One way to distinguish different learning algorithms is by their ability or inability to easily use an input variable as the predicted output. This is desirable for at least two reasons:
- Modularity If we want to build complex learning systems via reuse of a subsystem, it’s important to have compatible I/O.
- “Prior” knowledge Machine learning is often applied in situations where we do have some knowledge of what the right solution is, often in the form of an existing system. In such situations, it’s good to start with a learning algorithm that can be at least as good as any existing system.
When doing classification, most learning algorithms can do this. For example, a decision tree can split on a feature, and then classify. The real differences come up when we attempt regression. Many of the algorithms we know and commonly use are not idempotent predictors.
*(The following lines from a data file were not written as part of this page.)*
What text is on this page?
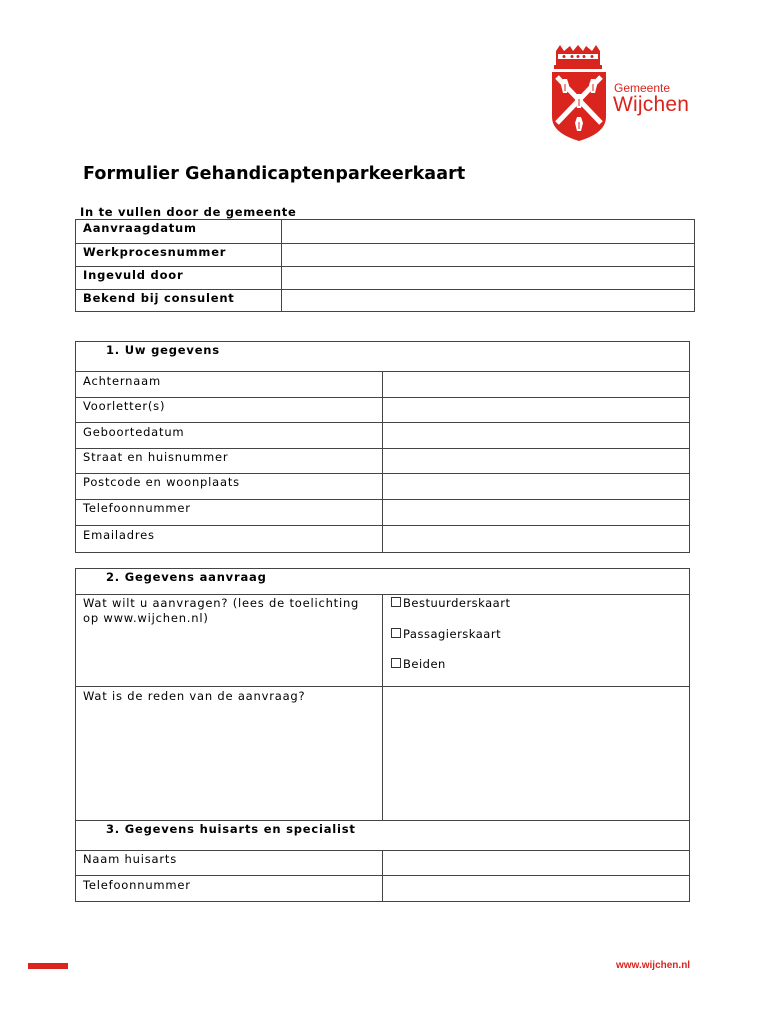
Gemeente
Wijchen
Formulier Gehandicaptenparkeerkaart
In te vullen door de gemeente
Aanvraagdatum
Werkprocesnummer
Ingevuld door
Bekend bij consulent
1. Uw gegevens
Achternaam
Voorletter(s)
Geboortedatum
Straat en huisnummer
Postcode en woonplaats
Telefoonnummer
Emailadres
2. Gegevens aanvraag
Wat wilt u aanvragen? (lees de toelichting
op www.wijchen.nl)
Bestuurderskaart
Passagierskaart
Beiden
Wat is de reden van de aanvraag?
3. Gegevens huisarts en specialist
Naam huisarts
Telefoonnummer
www.wijchen.nl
- Logistic regressors can not be idempotent, because all input features are mapped through a nonlinearity.
- Linear regressors can be idempotent—they just set the weight on one input feature to 1 and other features to 0.
- Regression trees are not idempotent, or (at least) not easily idempotent. In order to predict the same as an input feature, that input feature must be split many times.
- Bayesian approaches may or may not be easily idempotent, depending on the structure of the Bayesian Prior.
It isn’t clear how important the idempotent-capable property is. Successive approximation approaches such as boosting can approximate it in a fairly automatic maner. It may be of substantial importance for large modular systems where efficiency is important.